I studied the rays of sunshine on the ultrasound and gave an emphatic nod.

I took Clare in my arms the day she was born and pressed my face against her blanket to blot away the tears I pretended I wasn’t crying.

I walked her up and down the hall while she wailed out her colic.

I watched her cobalt-blue eyes roll ecstatically as she breastfed, the little dimples of her inverted knuckles pawing at her mother’s necklace, a lazy smile on her lips.

I remember this. I remember all of it, in blossoming, flaring Technicolour, and yet there are times when I don’t recognise Angela’s face.

I have a pencil in my hand, a blank notepad on the desk between me and the doctor and I cannot recall what has just been said.

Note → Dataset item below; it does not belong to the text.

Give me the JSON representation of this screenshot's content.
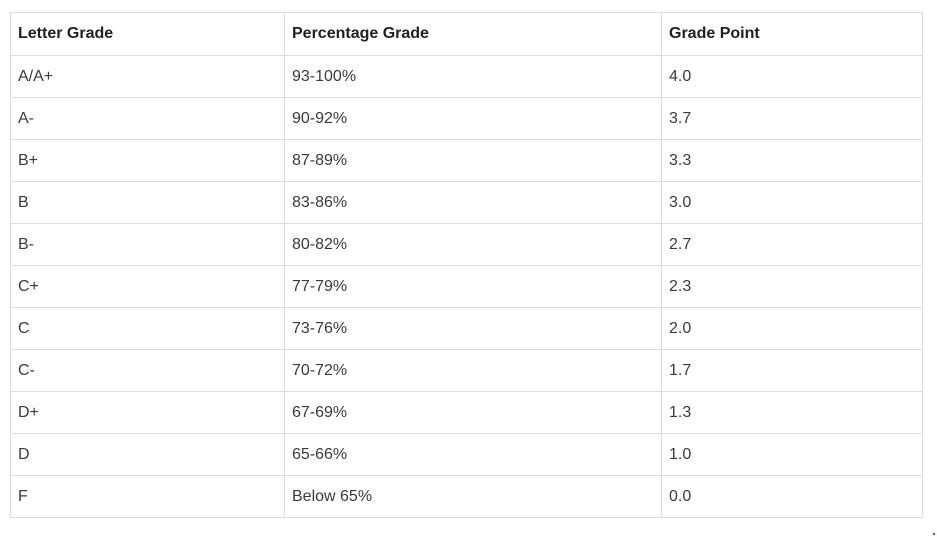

She asks me to copy a picture of interlocking shapes, and I fail, just like last time. She asks me to remember three words: chair, blue and blackbird, which I am to repeat back to her at the end of the consultation and I am able to do so. I am told that there is a difference between two apparently identical pictures and asked to spot it but I can’t. I am not embarrassed. I am not upset. I am filled up with a vacancy that is not unpleasant, because it is not anything at all.

Angela is troubled. She’s spent too much time around people losing their minds, I know. She can anticipate how it’s going to go, how it’s going to end, except this time she’s the relative and not the nurse. Or she’s both, which is twice as awful. I cannot comfort her and I don’t want to try.

The doctor writes out an appointment card, explaining to Angela about a new set of exercises which will help to maintain as much memory function as possible, intermittently blinking kindly and regretfully at me. I jerk to my feet. By the time they react with echoing repetitions of “Peter? Peter?” I am already out the door and down the corridor, and even though Angela catches up with me at the foyer I don’t let her slow me down. I know exactly where I’m going. She follows me unobtrusively out of the clinic and all the way to the high street shoe shop that used to be a travel agency where Heather once worked. I sit on one of the chairs with my feet on a foot-measuring stool and ask the shop assistant if she knew, if she was even aware that this place used to be a travel agency. If she knew that Heather worked here. A bit of accounting, that’s what she did. And some secretarial duties. She hated it. She hated everything, by the end. The shop assistant didn’t know, and she shakes her head with a slow, patient, painfully tolerant expression. Angela sits down next to me and waits quietly until I allow her to persuade me to go back to the home.

#

I don’t remember dinner, or getting into my pyjamas, or taking my medication, but when the resonance of Heather’s workplace finally leaves me I find myself sitting up in my bed, steeped in the catnip stink of my room, with the ocean-sounds radio set to some sort of waterfall. It is as if I have been dug up and replanted, like a sickly tree. Perhaps if you put it in the shade at the back by the fence it will survive, and if it dies you won’t notice, it won’t be missed.

I may be falling asleep or I may be falling through some sort of horizontal doorway, but all I can keep hold of is the image of a woman I thought I once knew. Perhaps I saw her in the shoe shop, or out of the window of the car, or in the conservatory back at The Farm House - a woman, a witch, a figment of an untethered imagination. She remains when I close my eyes, threading a voice through the hair inside my ears, telling a story that I’ve heard before, to the rhythm of a bleating heartbeat:

A prince. Waiting for his execution. And a bell, ringing a hole in his head as he sat in his stone cell and swore instead of prayed at the dirt under his feet.